Qui a gagné ?
Qui a gagné ?
Paris, 2009. La question revient souvent, parfois sérieusement, parfois sur le ton de la plaisanterie : qui a gagné ? On la pose après une discussion animée, un débat politique improvisé, une soirée entre amis où chacun refait le monde à sa façon. Comme s’il devait forcément y avoir un vainqueur, un score final, un résumé clair.
Je l’entends au café, à la table d’à côté. Deux garçons parlent chiffres, carrière, opportunités. L’un a changé de boîte, l’autre hésite encore. La phrase tombe, presque machinalement : “Bon, au final, qui a gagné ?” Je souris toute seule. Gagné quoi, exactement ? Plus d’argent, plus de temps, plus de liberté ? Et surtout, gagné par rapport à qui ?
En 2009, cette question a une résonance particulière. L’euphorie s’est un peu dissipée, les certitudes aussi.

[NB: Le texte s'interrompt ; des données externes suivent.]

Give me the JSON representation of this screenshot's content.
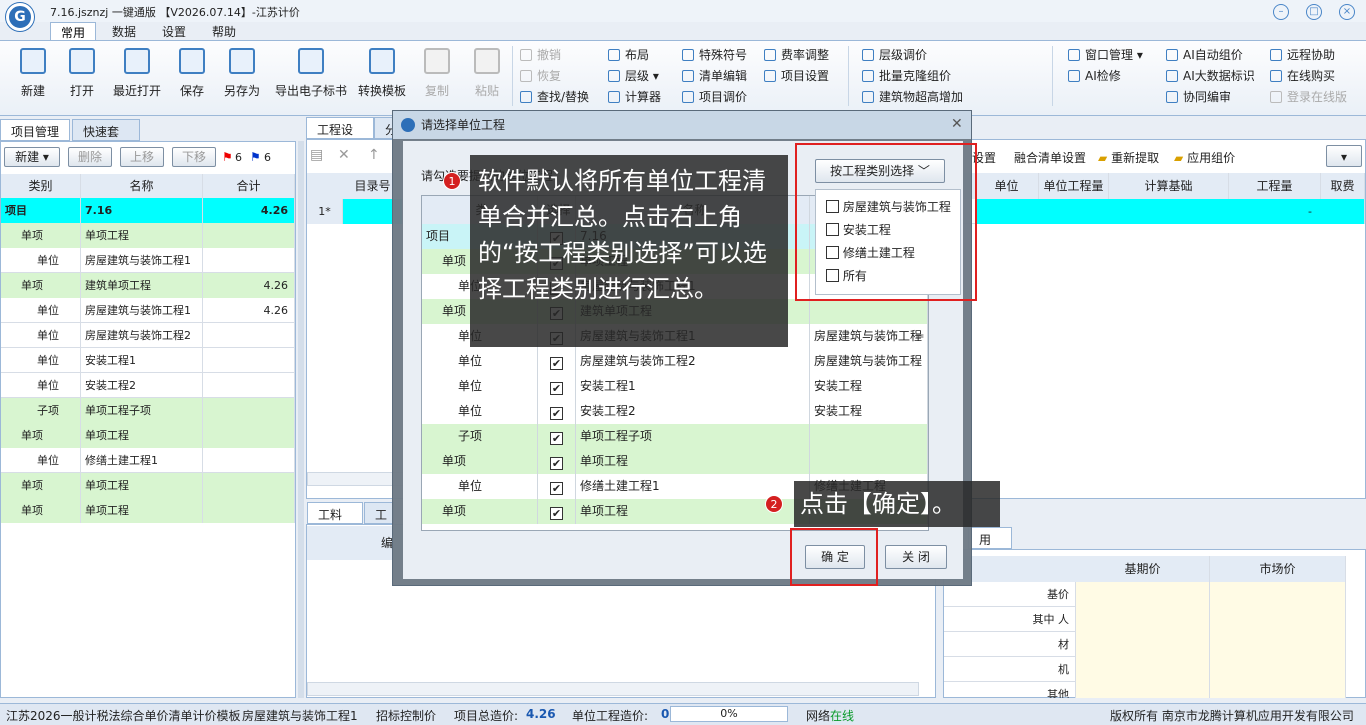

On compare moins par pur orgueil que par besoin de se rassurer. On regarde autour de soi pour vérifier qu’on est encore dans la course, qu’on n’a pas raté un virage important sans s’en rendre compte.

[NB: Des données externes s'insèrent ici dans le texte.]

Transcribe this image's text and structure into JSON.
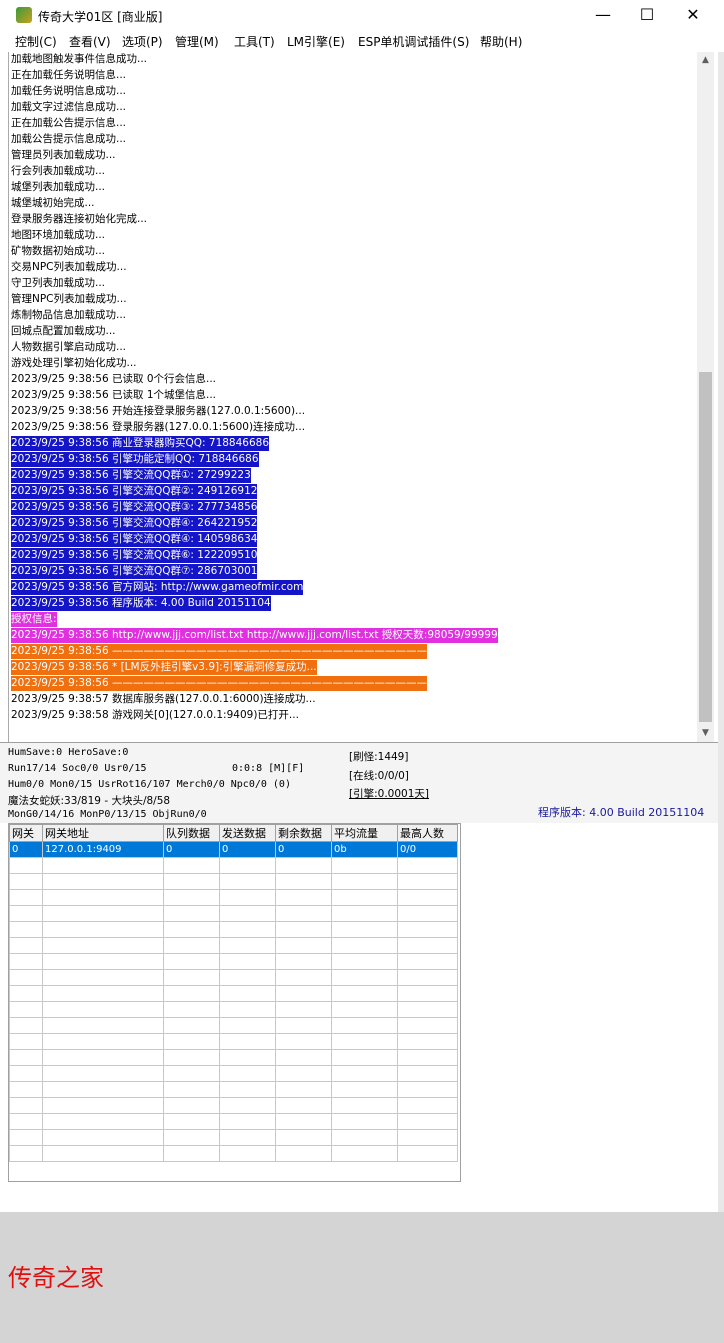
{
  "window": {
    "title": "传奇大学01区 [商业版]",
    "minimize": "—",
    "maximize": "☐",
    "close": "✕"
  },
  "menu": [
    "控制(C)",
    "查看(V)",
    "选项(P)",
    "管理(M)",
    "工具(T)",
    "LM引擎(E)",
    "ESP单机调试插件(S)",
    "帮助(H)"
  ],
  "log_lines": [
    {
      "text": "加载地图触发事件信息成功...",
      "style": "plain"
    },
    {
      "text": "正在加载任务说明信息...",
      "style": "plain"
    },
    {
      "text": "加载任务说明信息成功...",
      "style": "plain"
    },
    {
      "text": "加载文字过滤信息成功...",
      "style": "plain"
    },
    {
      "text": "正在加载公告提示信息...",
      "style": "plain"
    },
    {
      "text": "加载公告提示信息成功...",
      "style": "plain"
    },
    {
      "text": "管理员列表加载成功...",
      "style": "plain"
    },
    {
      "text": "行会列表加载成功...",
      "style": "plain"
    },
    {
      "text": "城堡列表加载成功...",
      "style": "plain"
    },
    {
      "text": "城堡城初始完成...",
      "style": "plain"
    },
    {
      "text": "登录服务器连接初始化完成...",
      "style": "plain"
    },
    {
      "text": "地图环境加载成功...",
      "style": "plain"
    },
    {
      "text": "矿物数据初始成功...",
      "style": "plain"
    },
    {
      "text": "交易NPC列表加载成功...",
      "style": "plain"
    },
    {
      "text": "守卫列表加载成功...",
      "style": "plain"
    },
    {
      "text": "管理NPC列表加载成功...",
      "style": "plain"
    },
    {
      "text": "炼制物品信息加载成功...",
      "style": "plain"
    },
    {
      "text": "回城点配置加载成功...",
      "style": "plain"
    },
    {
      "text": "人物数据引擎启动成功...",
      "style": "plain"
    },
    {
      "text": "游戏处理引擎初始化成功...",
      "style": "plain"
    },
    {
      "text": "2023/9/25 9:38:56 已读取 0个行会信息...",
      "style": "plain"
    },
    {
      "text": "2023/9/25 9:38:56 已读取 1个城堡信息...",
      "style": "plain"
    },
    {
      "text": "2023/9/25 9:38:56 开始连接登录服务器(127.0.0.1:5600)...",
      "style": "plain"
    },
    {
      "text": "2023/9/25 9:38:56 登录服务器(127.0.0.1:5600)连接成功...",
      "style": "plain"
    },
    {
      "text": "2023/9/25 9:38:56 商业登录器购买QQ: 718846686",
      "style": "sel"
    },
    {
      "text": "2023/9/25 9:38:56 引擎功能定制QQ: 718846686",
      "style": "sel"
    },
    {
      "text": "2023/9/25 9:38:56 引擎交流QQ群①: 27299223",
      "style": "sel"
    },
    {
      "text": "2023/9/25 9:38:56 引擎交流QQ群②: 249126912",
      "style": "sel"
    },
    {
      "text": "2023/9/25 9:38:56 引擎交流QQ群③: 277734856",
      "style": "sel"
    },
    {
      "text": "2023/9/25 9:38:56 引擎交流QQ群④: 264221952",
      "style": "sel"
    },
    {
      "text": "2023/9/25 9:38:56 引擎交流QQ群④: 140598634",
      "style": "sel"
    },
    {
      "text": "2023/9/25 9:38:56 引擎交流QQ群⑥: 122209510",
      "style": "sel"
    },
    {
      "text": "2023/9/25 9:38:56 引擎交流QQ群⑦: 286703001",
      "style": "sel"
    },
    {
      "text": "2023/9/25 9:38:56 官方网站: http://www.gameofmir.com",
      "style": "sel"
    },
    {
      "text": "2023/9/25 9:38:56 程序版本: 4.00 Build 20151104",
      "style": "sel"
    },
    {
      "text": "授权信息:",
      "style": "mag"
    },
    {
      "text": "2023/9/25 9:38:56 http://www.jjj.com/list.txt http://www.jjj.com/list.txt 授权天数:98059/99999",
      "style": "mag"
    },
    {
      "text": "2023/9/25 9:38:56 ——————————————————————————————",
      "style": "org"
    },
    {
      "text": "2023/9/25 9:38:56 * [LM反外挂引擎v3.9]:引擎漏洞修复成功...",
      "style": "org"
    },
    {
      "text": "2023/9/25 9:38:56 ——————————————————————————————",
      "style": "org"
    },
    {
      "text": "2023/9/25 9:38:57 数据库服务器(127.0.0.1:6000)连接成功...",
      "style": "plain"
    },
    {
      "text": "2023/9/25 9:38:58 游戏网关[0](127.0.0.1:9409)已打开...",
      "style": "plain"
    }
  ],
  "status": {
    "humsave": "HumSave:0 HeroSave:0",
    "run": "Run17/14 Soc0/0 Usr0/15",
    "timer": "0:0:8 [M][F]",
    "hum": "Hum0/0 Mon0/15 UsrRot16/107 Merch0/0 Npc0/0 (0)",
    "monster": "魔法女蛇妖:33/819 - 大块头/8/58",
    "mong": "MonG0/14/16 MonP0/13/15 ObjRun0/0",
    "refresh": "[刷怪:1449]",
    "online": "[在线:0/0/0]",
    "engine": "[引擎:0.0001天]",
    "version": "程序版本: 4.00 Build 20151104"
  },
  "gateway_table": {
    "headers": [
      "网关",
      "网关地址",
      "队列数据",
      "发送数据",
      "剩余数据",
      "平均流量",
      "最高人数"
    ],
    "rows": [
      [
        "0",
        "127.0.0.1:9409",
        "0",
        "0",
        "0",
        "0b",
        "0/0"
      ]
    ]
  },
  "watermark": "传奇之家",
  "colors": {
    "selection_blue": "#1414c8",
    "magenta": "#e030e0",
    "orange": "#f07010",
    "row_select": "#0078d7",
    "watermark_red": "#e01010"
  }
}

Ça se joue aussi dans les détails du quotidien. Qui a gagné entre celle qui a acheté et celle qui loue encore. Entre celle qui s’est posée et celle qui continue à sortir tous les soirs. Entre celle qui a choisi la stabilité et celle qui empile les projets. À Paris, tout le monde observe tout le monde, même quand on prétend s’en moquer.
Le problème, c’est que la réponse change selon le moment où l’on pose la question. Celui qui “gagnait” à vingt-cinq ans paraît parfois un peu perdu à trente. Celle qu’on enviait pour sa liberté finit par envier une forme de tranquillité. Le gain n’est jamais fixe, jamais définitif. Il se déplace, discrètement.
Je me surprends parfois à me poser la question à moi-même. Ai-je fait les bons choix ? Ai-je gagné du temps, de la sérénité, des expériences ? Ou ai-je simplement évité certaines défaites ? Parce qu’on en parle moins, mais parfois, gagner, c’est juste ne pas avoir trop perdu.
Ce que j’aime avec l’âge qui avance doucement, c’est cette méfiance grandissante envers les classements. Les vies ne se comparent pas si facilement. Elles avancent à des rythmes différents, avec des priorités mouvantes. En 2009, je commence à comprendre que la vraie victoire est peut-être là : ne plus avoir besoin de poser la question.
Alors quand quelqu’un demande qui a gagné ?, j’ai envie de répondre autre chose. Peut-être que personne n’a gagné. Ou peut-être que tout le monde a gagné quelque chose, même si ça ne se voit pas tout de suite. Et au fond, ça me va très bien comme ça.